Certains ont même poussé le zèle jusqu’à proposer de baisser leur rémunération pour tenir compte de la crise. Jean-Pierre Jouyet, président de l’Autorité des marchés financiers (AMF), a renoncé à une partie non négligeable de son salaire. Quant à Louis Gallois, président d’EADS, il a choisi de faire une croix sur le pont d’or qu’on lui offrait pour prendre ses fonctions. Ils ne sont pas les seuls, bien entendu, même si les autres occupent souvent des postes moins exposés…

La vitrine

Pour rester au pouvoir, c’est l’ensemble de l’élite – ou proclamée telle ! – qui devrait inspirer un minimum de confiance. Et au moins sauver les apparences. Pour faire accepter les rémunérations délirantes en vogue dans le Cac 40, elle s’est bruyamment réclamée des règles de gouvernance venues des pays anglo-saxons, qui n’ont pourtant aucun rapport avec la France. « Que l’esprit
d’entreprise soit guidé par le désir d’enrichissement est bien naturel, explique Jean Peyrelevade, l’homme qui a sauvé le Crédit lyonnais de la faillite, et qui préside aujourd’hui la banque d’affaires Leonardo.
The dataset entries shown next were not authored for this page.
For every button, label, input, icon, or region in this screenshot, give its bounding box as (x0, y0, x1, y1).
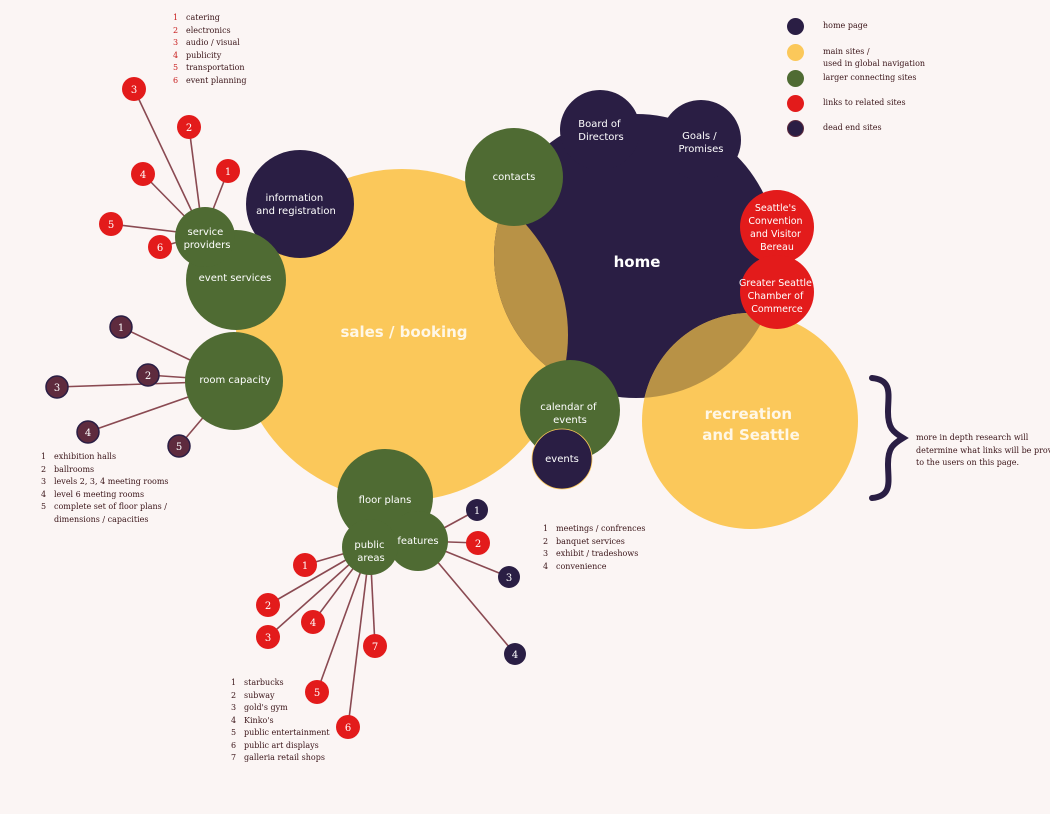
svg-text:4: 4 (85, 428, 91, 439)
public-area-node-2[interactable]: 2 (256, 593, 280, 617)
public-area-node-5[interactable]: 5 (305, 680, 329, 704)
svg-text:5: 5 (108, 220, 114, 231)
public-areas-circle[interactable] (342, 519, 398, 575)
service-provider-node-4[interactable]: 4 (131, 162, 155, 186)
svg-text:2: 2 (186, 123, 192, 134)
events-circle[interactable] (531, 428, 593, 490)
legend-item-home: home page (787, 18, 868, 35)
room-capacity-node-4[interactable]: 4 (76, 420, 100, 444)
svg-text:4: 4 (512, 650, 518, 661)
board-circle[interactable] (560, 90, 640, 170)
public-area-node-4[interactable]: 4 (301, 610, 325, 634)
contacts-circle[interactable] (465, 128, 563, 226)
public-areas-label: public areas (354, 540, 387, 564)
svg-text:1: 1 (302, 561, 308, 572)
home-recreation-overlap (642, 313, 778, 398)
public-area-node-3[interactable]: 3 (256, 625, 280, 649)
feature-node-1[interactable]: 1 (466, 499, 488, 521)
info-registration-circle[interactable] (246, 150, 354, 258)
home-label: home (614, 253, 661, 271)
legend-dot-icon (787, 70, 804, 87)
recreation-label: recreation and Seattle (702, 405, 800, 444)
svg-text:4: 4 (310, 618, 316, 629)
svg-text:2: 2 (145, 371, 151, 382)
feature-node-4[interactable]: 4 (504, 643, 526, 665)
svg-text:3: 3 (506, 573, 512, 584)
goals-label: Goals / Promises (679, 131, 724, 155)
floor-plans-label: floor plans (359, 495, 412, 506)
svg-text:7: 7 (372, 642, 378, 653)
curly-brace (869, 375, 909, 501)
room-capacity-node-3[interactable]: 3 (45, 375, 69, 399)
contacts-label: contacts (493, 172, 536, 183)
seattle-cvb-circle[interactable] (740, 190, 814, 264)
events-label: events (545, 454, 579, 465)
room-capacity-node-2[interactable]: 2 (136, 363, 160, 387)
info-registration-label: information and registration (256, 193, 336, 217)
svg-text:5: 5 (314, 688, 320, 699)
calendar-label: calendar of events (540, 402, 600, 426)
legend-dot-icon (787, 18, 804, 35)
svg-text:4: 4 (140, 170, 146, 181)
svg-text:6: 6 (345, 723, 351, 734)
research-note: more in depth research will determine wh… (916, 433, 1050, 467)
svg-text:2: 2 (265, 601, 271, 612)
svg-text:5: 5 (176, 442, 182, 453)
legend-item-connecting: larger connecting sites (787, 70, 917, 87)
feature-node-2[interactable]: 2 (466, 531, 490, 555)
svg-text:3: 3 (131, 85, 137, 96)
features-circle[interactable] (388, 511, 448, 571)
legend-item-dead-end: dead end sites (787, 120, 882, 137)
service-provider-node-1[interactable]: 1 (216, 159, 240, 183)
event-services-label: event services (199, 273, 272, 284)
service-provider-node-5[interactable]: 5 (99, 212, 123, 236)
public-area-node-7[interactable]: 7 (363, 634, 387, 658)
svg-text:1: 1 (118, 323, 124, 334)
svg-text:3: 3 (265, 633, 271, 644)
sales-booking-label: sales / booking (340, 323, 467, 341)
legend-dot-icon (787, 95, 804, 112)
svg-text:2: 2 (475, 539, 481, 550)
chamber-label: Greater Seattle Chamber of Commerce (739, 278, 815, 315)
public-area-node-6[interactable]: 6 (336, 715, 360, 739)
room-capacity-label: room capacity (199, 375, 270, 386)
legend-item-main-sites: main sites /used in global navigation (787, 44, 925, 70)
svg-text:3: 3 (54, 383, 60, 394)
service-provider-node-6[interactable]: 6 (148, 235, 172, 259)
room-capacity-node-1[interactable]: 1 (109, 315, 133, 339)
service-providers-label: service providers (184, 227, 231, 251)
public-area-node-1[interactable]: 1 (293, 553, 317, 577)
features-label: features (397, 536, 438, 547)
goals-circle[interactable] (661, 100, 741, 180)
svg-text:1: 1 (474, 506, 480, 517)
svg-text:6: 6 (157, 243, 163, 254)
service-providers-circle[interactable] (175, 207, 235, 267)
legend-dot-icon (787, 44, 804, 61)
legend-item-related-links: links to related sites (787, 95, 906, 112)
room-capacity-node-5[interactable]: 5 (167, 434, 191, 458)
chamber-circle[interactable] (740, 255, 814, 329)
room-capacity-circle[interactable] (185, 332, 283, 430)
svg-text:1: 1 (225, 167, 231, 178)
seattle-cvb-label: Seattle's Convention and Visitor Bereau (748, 203, 805, 253)
service-provider-node-2[interactable]: 2 (177, 115, 201, 139)
board-label: Board of Directors (578, 119, 623, 143)
legend-dot-icon (787, 120, 804, 137)
service-provider-node-3[interactable]: 3 (122, 77, 146, 101)
feature-node-3[interactable]: 3 (498, 566, 520, 588)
Mais à une condition : que cet enrichissement soit partagé avec la collectivité. Comme un petit groupe de gens a confisqué cette manne à son profit exclusif, il a bien fallu trouver un habillage. C’est la corporate governance, qui institue des comités de rémunération au sein des conseils d’administration pour fixer les émoluments des dirigeants. Il s’agit d’une vaste farce, puisque tout le monde tient tout le monde. Ces comités porteraient mieux leur nom si on les appelait “comités de corruption”. Mais que voulez-vous ? La nomenklatura française a bradé la reconnaissance publique, qu’elle n’a jamais obtenue, contre l’argent facile et abondant. »

Le pire de ce système pervers ? Il traite de la même façon les responsables compétents et les vrais incapables. Pourquoi ? Parce que c’est le meilleur moyen, pour tous, de ne pas avoir un jour à se remettre en cause.

Sophie Coignard et Romain Gubert, L'oligarchie des incapables.